Centosessantaquattro comuni per oltre 15mila chilometri quadrati (il 66,5% della superficie regionale) e quasi 880mila abitanti (il 24,1% del totale toscano). Sono questi alcuni dei numeri delle Aree interne toscane, presentati ieri a Firenze all’interno di un rapporto commissionato all’Istituto regionale programmazione economica della Toscana dalla Commissione istituzionale per il sostegno, la valorizzazione e la promozione delle Aree interne della Toscana, presieduta dal consigliere regionale Marco Niccolai. Secondo il rapporto di Irpet il valore aggiunto attribuibile alle aree interne è di circa 18 miliardi di euro, pari al 17% del totale regionale. Di questo il 28% è prodotto dalle macro-aree appenniniche, il 23% dalle 3 aree interne centro-meridionali mentre il restante 49% dalle aree intermedie.
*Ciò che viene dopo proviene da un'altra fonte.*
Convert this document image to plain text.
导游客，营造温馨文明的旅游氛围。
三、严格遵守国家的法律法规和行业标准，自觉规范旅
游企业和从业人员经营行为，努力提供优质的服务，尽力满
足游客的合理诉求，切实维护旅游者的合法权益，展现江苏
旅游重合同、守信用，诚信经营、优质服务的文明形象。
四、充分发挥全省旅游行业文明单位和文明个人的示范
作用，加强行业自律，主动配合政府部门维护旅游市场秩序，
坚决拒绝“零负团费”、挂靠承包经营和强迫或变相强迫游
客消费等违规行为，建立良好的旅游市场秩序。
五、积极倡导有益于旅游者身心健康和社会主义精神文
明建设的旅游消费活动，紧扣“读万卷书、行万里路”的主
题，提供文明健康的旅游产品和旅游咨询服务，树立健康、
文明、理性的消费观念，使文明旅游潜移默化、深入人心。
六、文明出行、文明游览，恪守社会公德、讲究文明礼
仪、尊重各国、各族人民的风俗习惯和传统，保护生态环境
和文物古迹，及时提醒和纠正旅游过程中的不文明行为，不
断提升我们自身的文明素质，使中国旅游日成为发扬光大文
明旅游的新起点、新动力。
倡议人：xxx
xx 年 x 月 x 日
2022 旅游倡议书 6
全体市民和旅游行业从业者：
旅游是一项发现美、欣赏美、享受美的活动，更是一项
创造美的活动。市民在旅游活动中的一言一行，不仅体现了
Se analizziamo i settori di specializzazione, vediamo che l’industria alimentare è rappresentata in tutte le aree, quella del legno e della meccanica in larga parte dei territori. Accomunate da una sostanziale perifericità, le aree interne si distinguono per significative differenze, sia dal punto di vista demografico che economico. Quelle a nord sono più spiccatamente montane, però anche più vicine alle aree maggiormente urbanizzate. Le aree a sud sono prevalentemente più collinari e più lontane dai grandi centri abitati, scarsamente popolate e caratterizzate da un ruolo centrale dell’agricoltura, che interagisce moltissimo con lo sviluppo turistico. L’ultimo gruppo, quello delle aree intermedie, riguarda aree molto meno disagiate e molto popolate: il Valdarno aretino, a forte specializzazione manifatturiera; la costa e isole e l’area del Chianti, più a economia agrituristica.
Nel 2023, il 68 per cento delle imprese ha dichiarato che la principale criticità riguarda invece la difficoltà di reperire manodopera. Non manca un focus su istruzione e formazione: le aree interne sono spesso caratterizzate da scuole di piccole dimensioni (fenomeno delle pluriclassi e insegnanti precari con alta mobilità), con rischio di apprendimenti più bassi rispetto alla media regionale e minore probabilità di iscrizione all’Università. Lo spopolamento è uno dei temi principali dello studio: dal 1951 a oggi le aree interne toscane hanno perso 215mila abitanti (il 20% della popolazione di partenza) e il loro peso sul totale regionale è crollato dal 31 al 24%.
"Ci siamo posti dall’inizio della legislatura un obiettivo - ha spiegato il presidente del Consiglio regionale Antonio Mazzeo -: costruire una Toscana diffusa, che non lasci indietro nessuno. L’obiettivo è ridurre il divario tra chi vive nei grandi centri urbani e chi vive nelle aree interne". "Non solo agricoltura e turismo - ha commentato il presidente della Commissione Marco Niccolai -: a rappresentare i settori trainanti delle aree interne ma anche manifattura. C’è necessità di un rapporto più stretto tra questi territori e la formazione, senza dimenticare l’importanza delle infrastrutture digitali. I numeri Irpet ci confermano che la nostra scelta di aver destinato il 30% dei fondi strutturali fino al 2027 alle Aree interne è stata lungimirante e può aiutare lo sviluppo di questi territori".